I strive for the best quality available for the dice I make, however there are some things that are impossible or impractical to avoid:

  • Imperfect Polishing. To prevent Repetitive Strain Injury from hand-polishing, almost the entirety of my polishing process is done via a vibratory tumbler. In this tumbler, small cubes of wood are coated with a polishing compound, the dice are added, and the whole thing is vibrated until the dice are polished. Generally, this is about 24-48 hours, although each set is inspected to make sure it's fully polished before it's removed from the tumbler and cleaned. This gets to a very nice, but not perfect, level of polish, and there may be minor blemishes or scratches on the surface of the dice from this process. This process does not significantly round the edges, although the corners are not quite as painfully sharp.
  • Color Differences and Layer Effects. On some dice - particularly some of the 50mm D20s - the resin must be poured in layers. Each of these layers is resin that is mixed at a separate time, which may lead to slight differences of color when attempting to make the same color. It may also lead to slight distortion, visible on close inspection, where the layers meet each other.
  • Small Interior Bubbles. While a pressure pot is used and does an extremely good job in reducing bubbles, it's not 100% perfect. Occasionally, dice will have one or more small bubbles, wholly contained within the die. Dice with surface bubbles don't polish or ink well, and will not be sold. Interior bubbles are more common with larger dice, but may appear in smaller sizes as well.

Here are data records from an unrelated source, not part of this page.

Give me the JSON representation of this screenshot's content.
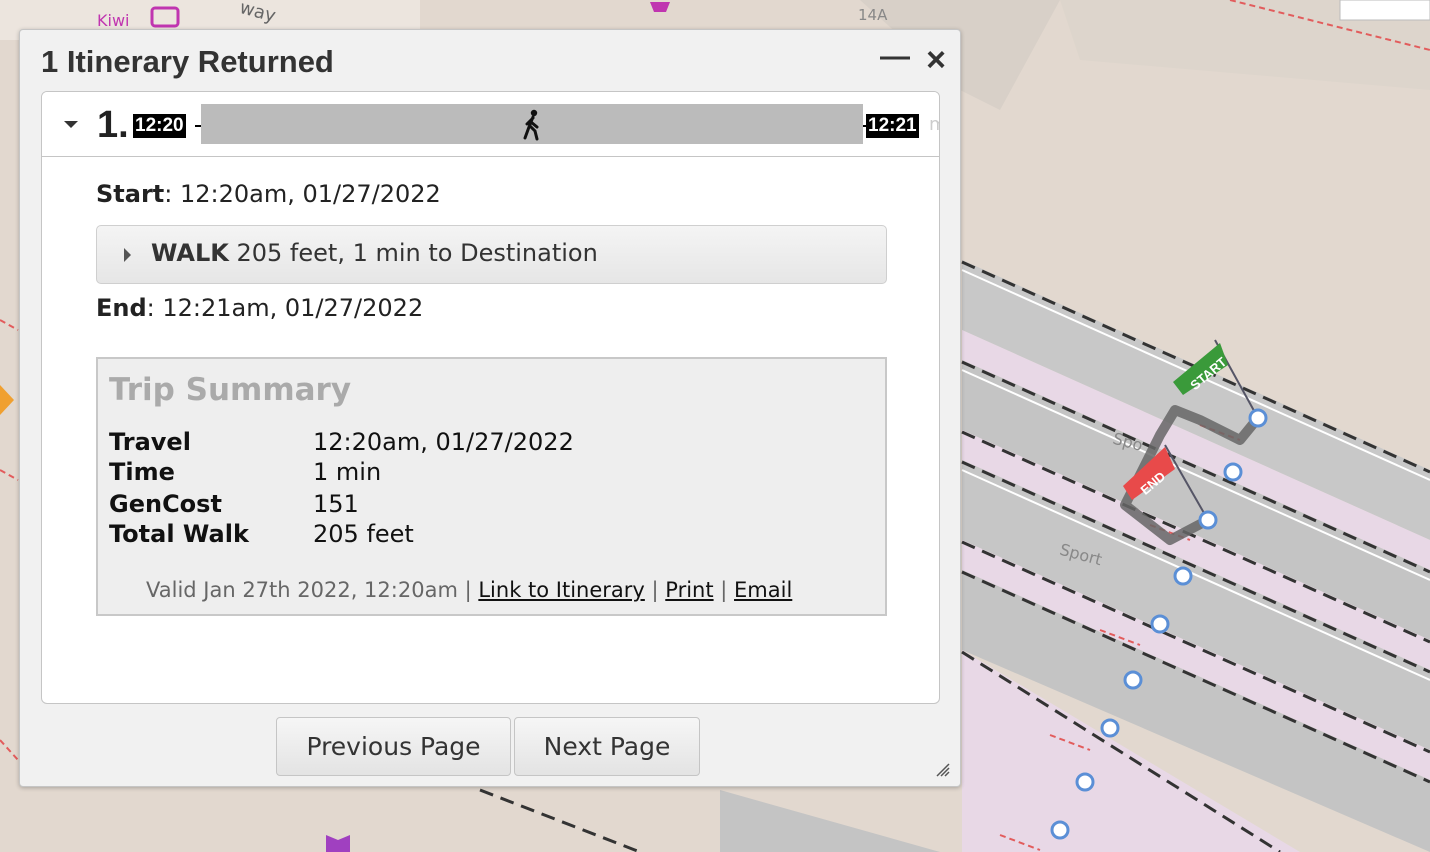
{
  "map": {
    "labels": [
      "Kiwi",
      "way",
      "14A",
      "Sport",
      "Sport",
      "Spo"
    ],
    "start_flag": "START",
    "end_flag": "END"
  },
  "dialog": {
    "title": "1 Itinerary Returned",
    "minimize_glyph": "—",
    "close_glyph": "×"
  },
  "itinerary": {
    "number": "1.",
    "start_time": "12:20",
    "end_time": "12:21",
    "mode_icon": "walk-icon",
    "faint_suffix": "m",
    "start_label": "Start",
    "start_value": ": 12:20am, 01/27/2022",
    "leg": {
      "mode": "WALK",
      "detail": " 205 feet, 1 min to Destination"
    },
    "end_label": "End",
    "end_value": ": 12:21am, 01/27/2022"
  },
  "summary": {
    "title": "Trip Summary",
    "rows": [
      {
        "label": "Travel",
        "value": "12:20am, 01/27/2022"
      },
      {
        "label": "Time",
        "value": "1 min"
      },
      {
        "label": "GenCost",
        "value": "151"
      },
      {
        "label": "Total Walk",
        "value": "205 feet"
      }
    ],
    "valid_text": "Valid Jan 27th 2022, 12:20am",
    "separator": " | ",
    "links": [
      "Link to Itinerary",
      "Print",
      "Email"
    ]
  },
  "pagination": {
    "previous": "Previous Page",
    "next": "Next Page"
  },
  "colors": {
    "start_flag": "#3a9a3a",
    "end_flag": "#e84a4a",
    "stop_marker": "#5b8fd6",
    "route": "#777777"
  }
}
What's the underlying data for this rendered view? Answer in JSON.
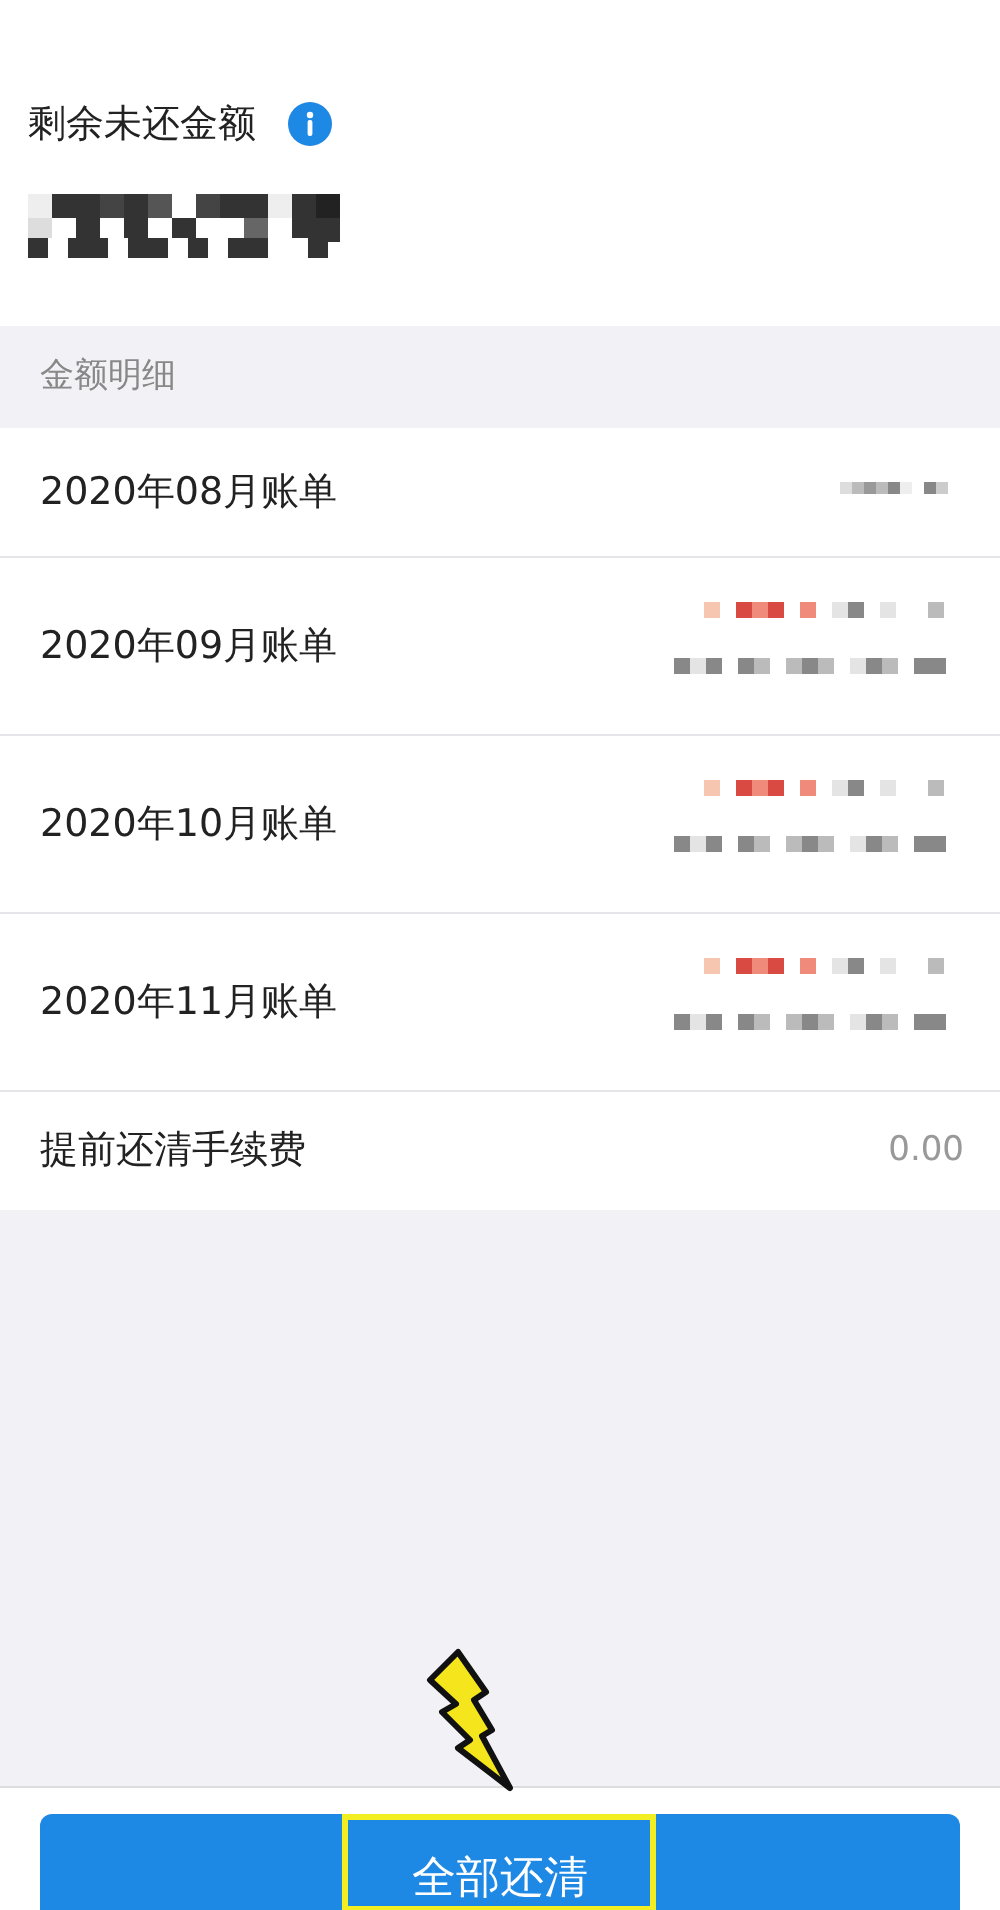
{
  "balance": {
    "label": "剩余未还金额"
  },
  "details": {
    "header": "金额明细",
    "rows": [
      {
        "label": "2020年08月账单",
        "kind": "redacted_single"
      },
      {
        "label": "2020年09月账单",
        "kind": "redacted_double"
      },
      {
        "label": "2020年10月账单",
        "kind": "redacted_double"
      },
      {
        "label": "2020年11月账单",
        "kind": "redacted_double"
      },
      {
        "label": "提前还清手续费",
        "kind": "amount",
        "value": "0.00"
      }
    ]
  },
  "footer": {
    "button": "全部还清"
  }
}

  • Imperfect Edges or Corners. My molds are two-part molds that have a sprue. This requires removal of that sprue and of the flashing that appears around where the two parts of the mold come together. These may leave small marks on the dice that are impossible to remove without destroying the numbering on the dice or their shape. Similarly, some corners might not be perfectly exact due to this cleanup process.